Longest Increasing Subsequence
Given an integer array nums, return the length of the longest increasing subsequence.
Constraints:
- 1 <= nums.length <= 10^5
- -10^9 <= nums[i] <= 10^9
Examples:
Input: [10,9,2,5,3,7,101,18]
Output: 4
Explanation: The longest increasing subsequence is [2,3,7,101], therefore the length is 4.
Solutions
Dynamic Programming
Time: O(n^2)Space: O(n)
The dynamic programming approach involves creating a dp array where dp[i] represents the length of the longest increasing subsequence ending at index i. We iterate through the array and for each element, we check all previous elements.
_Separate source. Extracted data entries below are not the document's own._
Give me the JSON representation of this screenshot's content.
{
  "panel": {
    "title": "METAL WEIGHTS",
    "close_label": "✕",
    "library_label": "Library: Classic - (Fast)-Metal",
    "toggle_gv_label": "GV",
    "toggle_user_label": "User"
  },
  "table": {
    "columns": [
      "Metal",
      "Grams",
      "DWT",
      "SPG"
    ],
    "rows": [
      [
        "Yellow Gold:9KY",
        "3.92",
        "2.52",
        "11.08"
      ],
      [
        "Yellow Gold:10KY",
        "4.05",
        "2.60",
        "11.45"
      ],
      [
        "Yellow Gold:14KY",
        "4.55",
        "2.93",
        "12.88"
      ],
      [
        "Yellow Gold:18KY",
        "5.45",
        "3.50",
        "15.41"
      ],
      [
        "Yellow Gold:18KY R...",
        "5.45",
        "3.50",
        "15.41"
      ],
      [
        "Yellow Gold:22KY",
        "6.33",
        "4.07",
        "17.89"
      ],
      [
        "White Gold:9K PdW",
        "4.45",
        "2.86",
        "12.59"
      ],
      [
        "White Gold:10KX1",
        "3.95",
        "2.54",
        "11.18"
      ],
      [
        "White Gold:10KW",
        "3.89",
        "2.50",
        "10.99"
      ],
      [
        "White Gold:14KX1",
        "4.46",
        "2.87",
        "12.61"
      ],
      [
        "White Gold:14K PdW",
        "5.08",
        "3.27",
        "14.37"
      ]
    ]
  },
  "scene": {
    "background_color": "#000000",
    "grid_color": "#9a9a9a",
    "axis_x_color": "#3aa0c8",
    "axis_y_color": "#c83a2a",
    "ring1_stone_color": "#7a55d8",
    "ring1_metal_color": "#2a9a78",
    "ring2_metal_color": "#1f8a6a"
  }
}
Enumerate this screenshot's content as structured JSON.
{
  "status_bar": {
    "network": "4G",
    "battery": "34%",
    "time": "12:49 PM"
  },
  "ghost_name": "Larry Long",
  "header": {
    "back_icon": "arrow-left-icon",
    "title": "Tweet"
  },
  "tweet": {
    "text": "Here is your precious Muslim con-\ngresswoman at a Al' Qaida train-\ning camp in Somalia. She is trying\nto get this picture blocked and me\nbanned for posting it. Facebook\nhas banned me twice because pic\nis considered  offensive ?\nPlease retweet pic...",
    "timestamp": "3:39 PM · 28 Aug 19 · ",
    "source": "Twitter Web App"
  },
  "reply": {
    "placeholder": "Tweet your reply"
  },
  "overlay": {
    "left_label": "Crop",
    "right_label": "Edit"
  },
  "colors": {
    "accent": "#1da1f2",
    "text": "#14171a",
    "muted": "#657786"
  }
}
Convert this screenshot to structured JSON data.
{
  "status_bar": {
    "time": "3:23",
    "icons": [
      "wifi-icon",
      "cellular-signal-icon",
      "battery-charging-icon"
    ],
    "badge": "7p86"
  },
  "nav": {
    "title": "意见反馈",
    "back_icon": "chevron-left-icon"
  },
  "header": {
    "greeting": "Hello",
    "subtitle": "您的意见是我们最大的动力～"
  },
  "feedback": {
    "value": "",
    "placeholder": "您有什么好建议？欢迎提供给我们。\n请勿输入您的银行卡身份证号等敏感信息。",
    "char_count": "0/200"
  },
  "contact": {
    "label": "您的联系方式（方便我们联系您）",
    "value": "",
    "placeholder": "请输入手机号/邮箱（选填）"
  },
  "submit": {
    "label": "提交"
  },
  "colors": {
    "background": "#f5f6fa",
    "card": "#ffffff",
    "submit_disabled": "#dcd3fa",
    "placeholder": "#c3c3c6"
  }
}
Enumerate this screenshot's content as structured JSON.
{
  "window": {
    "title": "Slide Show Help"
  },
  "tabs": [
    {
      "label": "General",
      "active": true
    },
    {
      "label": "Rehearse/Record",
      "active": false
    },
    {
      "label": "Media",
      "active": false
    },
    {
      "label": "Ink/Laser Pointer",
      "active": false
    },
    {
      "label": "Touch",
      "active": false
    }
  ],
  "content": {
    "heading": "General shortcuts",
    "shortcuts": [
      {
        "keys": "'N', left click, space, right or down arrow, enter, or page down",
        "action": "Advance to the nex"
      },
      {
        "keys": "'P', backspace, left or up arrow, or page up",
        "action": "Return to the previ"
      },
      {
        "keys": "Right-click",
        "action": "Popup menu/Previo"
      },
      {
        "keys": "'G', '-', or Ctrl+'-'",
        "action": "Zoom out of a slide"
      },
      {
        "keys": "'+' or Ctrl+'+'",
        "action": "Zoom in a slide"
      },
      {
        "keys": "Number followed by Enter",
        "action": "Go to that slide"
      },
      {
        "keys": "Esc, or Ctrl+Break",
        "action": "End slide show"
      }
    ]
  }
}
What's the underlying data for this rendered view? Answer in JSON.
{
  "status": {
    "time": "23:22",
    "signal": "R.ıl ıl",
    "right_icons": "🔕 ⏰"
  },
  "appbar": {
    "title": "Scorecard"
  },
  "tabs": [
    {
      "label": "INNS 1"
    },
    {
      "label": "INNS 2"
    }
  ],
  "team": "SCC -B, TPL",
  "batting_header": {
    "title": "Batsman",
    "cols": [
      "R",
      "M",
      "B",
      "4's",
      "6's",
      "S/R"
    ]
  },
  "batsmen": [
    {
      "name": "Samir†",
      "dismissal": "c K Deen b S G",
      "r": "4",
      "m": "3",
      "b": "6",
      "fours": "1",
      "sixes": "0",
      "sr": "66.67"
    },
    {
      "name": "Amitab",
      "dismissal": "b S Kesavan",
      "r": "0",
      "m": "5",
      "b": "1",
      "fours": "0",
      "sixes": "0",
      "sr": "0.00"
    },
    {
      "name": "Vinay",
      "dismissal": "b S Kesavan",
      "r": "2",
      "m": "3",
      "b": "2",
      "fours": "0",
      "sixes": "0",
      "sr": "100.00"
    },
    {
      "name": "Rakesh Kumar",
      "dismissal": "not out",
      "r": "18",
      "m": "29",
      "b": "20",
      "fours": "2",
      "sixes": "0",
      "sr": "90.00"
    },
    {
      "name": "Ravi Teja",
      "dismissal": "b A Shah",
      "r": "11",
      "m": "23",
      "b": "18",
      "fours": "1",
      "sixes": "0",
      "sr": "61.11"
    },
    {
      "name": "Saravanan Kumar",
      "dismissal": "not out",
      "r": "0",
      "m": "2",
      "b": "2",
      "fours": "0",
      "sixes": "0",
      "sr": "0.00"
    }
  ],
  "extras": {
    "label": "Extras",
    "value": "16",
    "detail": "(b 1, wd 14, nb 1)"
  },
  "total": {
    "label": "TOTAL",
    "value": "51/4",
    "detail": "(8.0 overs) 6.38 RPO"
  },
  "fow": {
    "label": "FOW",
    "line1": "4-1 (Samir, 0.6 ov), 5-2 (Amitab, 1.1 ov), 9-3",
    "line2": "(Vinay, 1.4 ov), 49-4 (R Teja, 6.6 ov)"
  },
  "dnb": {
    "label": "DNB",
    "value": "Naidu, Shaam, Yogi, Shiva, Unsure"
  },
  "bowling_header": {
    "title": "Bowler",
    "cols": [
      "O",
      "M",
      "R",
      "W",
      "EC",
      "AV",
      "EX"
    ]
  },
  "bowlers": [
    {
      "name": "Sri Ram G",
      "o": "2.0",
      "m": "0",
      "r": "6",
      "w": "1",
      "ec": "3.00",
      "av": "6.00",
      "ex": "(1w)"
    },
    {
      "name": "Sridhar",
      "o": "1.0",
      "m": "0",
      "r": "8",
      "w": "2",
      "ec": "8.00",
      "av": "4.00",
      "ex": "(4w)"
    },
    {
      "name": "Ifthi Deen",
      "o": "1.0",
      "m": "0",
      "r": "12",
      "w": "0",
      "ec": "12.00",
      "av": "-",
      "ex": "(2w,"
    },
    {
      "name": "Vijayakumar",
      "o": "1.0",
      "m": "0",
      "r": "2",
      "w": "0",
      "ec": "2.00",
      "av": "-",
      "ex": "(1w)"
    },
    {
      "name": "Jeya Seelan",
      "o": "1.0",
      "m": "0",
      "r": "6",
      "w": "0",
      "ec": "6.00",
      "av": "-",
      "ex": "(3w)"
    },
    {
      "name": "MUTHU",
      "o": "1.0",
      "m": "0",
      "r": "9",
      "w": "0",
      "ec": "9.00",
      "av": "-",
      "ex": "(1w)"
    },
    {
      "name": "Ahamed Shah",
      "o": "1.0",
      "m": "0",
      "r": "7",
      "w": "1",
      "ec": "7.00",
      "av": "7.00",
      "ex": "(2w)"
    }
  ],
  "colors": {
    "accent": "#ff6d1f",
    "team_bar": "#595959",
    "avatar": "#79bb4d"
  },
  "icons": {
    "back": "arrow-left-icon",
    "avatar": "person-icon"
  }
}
If the current element is greater than the previous element, we update dp[i] to be the maximum of its current value and dp[j] + 1.
function lengthOfLIS(nums) {
let dp = new Array(nums.length).fill(1);
for (let i = 0; i < nums.length; i++) {
for (let j = 0; j < i; j++) {
if (nums[i] > nums[j]) {
dp[i] = Math.max(dp[i], dp[j] + 1);
}
}
}
return Math.max(...dp);
}
Follow-up:
What if the input array is very large and we need to find the longest increasing subsequence in real-time?